Scientists are studying a sample of radioactive material. The amount left, in grams, after t days can be modeled by the function N(t)=a(b)t, where a and b are constants. This table shows two values of the function.
t N(t)
1 58.5
2 52.65
Find an expression for N(t). Write your answer in the form N(t)=a(b)t, where a and b are integers or decimals. Do not round.
N(t)=
To find the expression for N(t), we can use the given values of t and N(t) from the table.

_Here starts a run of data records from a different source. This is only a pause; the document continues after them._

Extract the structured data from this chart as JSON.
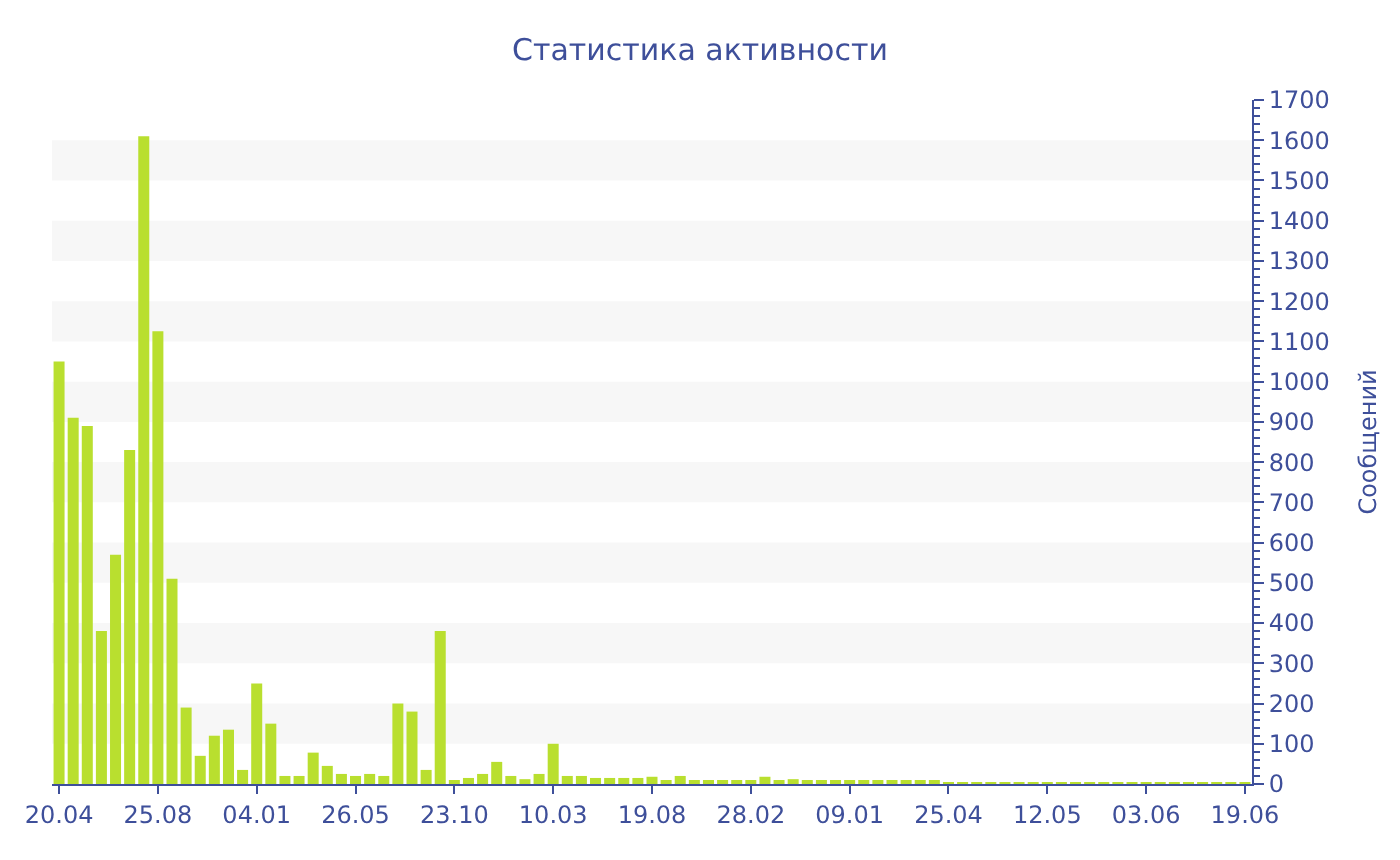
{
  "chart_data": {
    "type": "bar",
    "title": "Статистика активности",
    "ylabel": "Сообщений",
    "categories": [
      "20.04",
      null,
      null,
      null,
      null,
      null,
      null,
      "25.08",
      null,
      null,
      null,
      null,
      null,
      null,
      "04.01",
      null,
      null,
      null,
      null,
      null,
      null,
      "26.05",
      null,
      null,
      null,
      null,
      null,
      null,
      "23.10",
      null,
      null,
      null,
      null,
      null,
      null,
      "10.03",
      null,
      null,
      null,
      null,
      null,
      null,
      "19.08",
      null,
      null,
      null,
      null,
      null,
      null,
      "28.02",
      null,
      null,
      null,
      null,
      null,
      null,
      "09.01",
      null,
      null,
      null,
      null,
      null,
      null,
      "25.04",
      null,
      null,
      null,
      null,
      null,
      null,
      "12.05",
      null,
      null,
      null,
      null,
      null,
      null,
      "03.06",
      null,
      null,
      null,
      null,
      null,
      null,
      "19.06"
    ],
    "values": [
      1050,
      910,
      890,
      380,
      570,
      830,
      1610,
      1125,
      510,
      190,
      70,
      120,
      135,
      35,
      250,
      150,
      20,
      20,
      78,
      45,
      25,
      20,
      25,
      20,
      200,
      180,
      35,
      380,
      10,
      15,
      25,
      55,
      20,
      12,
      25,
      100,
      20,
      20,
      15,
      15,
      15,
      15,
      18,
      10,
      20,
      10,
      8,
      8,
      8,
      7,
      18,
      8,
      12,
      8,
      8,
      7,
      7,
      5,
      5,
      5,
      5,
      5,
      5,
      3,
      3,
      3,
      3,
      3,
      3,
      3,
      3,
      3,
      3,
      3,
      3,
      3,
      3,
      3,
      3,
      3,
      3,
      3,
      3,
      3,
      3
    ],
    "color": "#b9df2f",
    "ylim": [
      0,
      1700
    ],
    "yticks": [
      0,
      100,
      200,
      300,
      400,
      500,
      600,
      700,
      800,
      900,
      1000,
      1100,
      1200,
      1300,
      1400,
      1500,
      1600,
      1700
    ],
    "bands": [
      {
        "axis": "y",
        "from": 100,
        "to": 200,
        "color": "#f7f7f7"
      },
      {
        "axis": "y",
        "from": 300,
        "to": 400,
        "color": "#f7f7f7"
      },
      {
        "axis": "y",
        "from": 500,
        "to": 600,
        "color": "#f7f7f7"
      },
      {
        "axis": "y",
        "from": 700,
        "to": 800,
        "color": "#f7f7f7"
      },
      {
        "axis": "y",
        "from": 900,
        "to": 1000,
        "color": "#f7f7f7"
      },
      {
        "axis": "y",
        "from": 1100,
        "to": 1200,
        "color": "#f7f7f7"
      },
      {
        "axis": "y",
        "from": 1300,
        "to": 1400,
        "color": "#f7f7f7"
      },
      {
        "axis": "y",
        "from": 1500,
        "to": 1600,
        "color": "#f7f7f7"
      }
    ],
    "grid": false
  }
}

We know that N(t) = a(b)^t.
From the table, when t = 1, N(t) = 58.5.
Therefore, we have 58.5 = a(b)^1.
Simplifying this equation, we get 58.5 = ab.
Similarly, when t = 2, N(t) = 52.65.
Plugging in the values, we get 52.65 = a(b)^2.
Since we already know that ab = 58.5, we can substitute this value into the equation: 52.65 = (58.5)(b)^2.
Dividing both sides of the equation by 58.5, we get (b)^2 = 52.65/58.5.
Taking the square root of both sides, we have b = sqrt(52.65/58.5).
This gives us the value of b.
Since ab = 58.5, we can substitute the known value of b into this equation to find a: a(sqrt(52.65/58.5)) = 58.5.
Dividing both sides by sqrt(52.65/58.5), we get a = 58.5 / sqrt(52.65/58.5).
Putting it all together, the expression for N(t) is N(t) = (58.5 / sqrt(52.65/58.5)) * (sqrt(52.65/58.5))^t.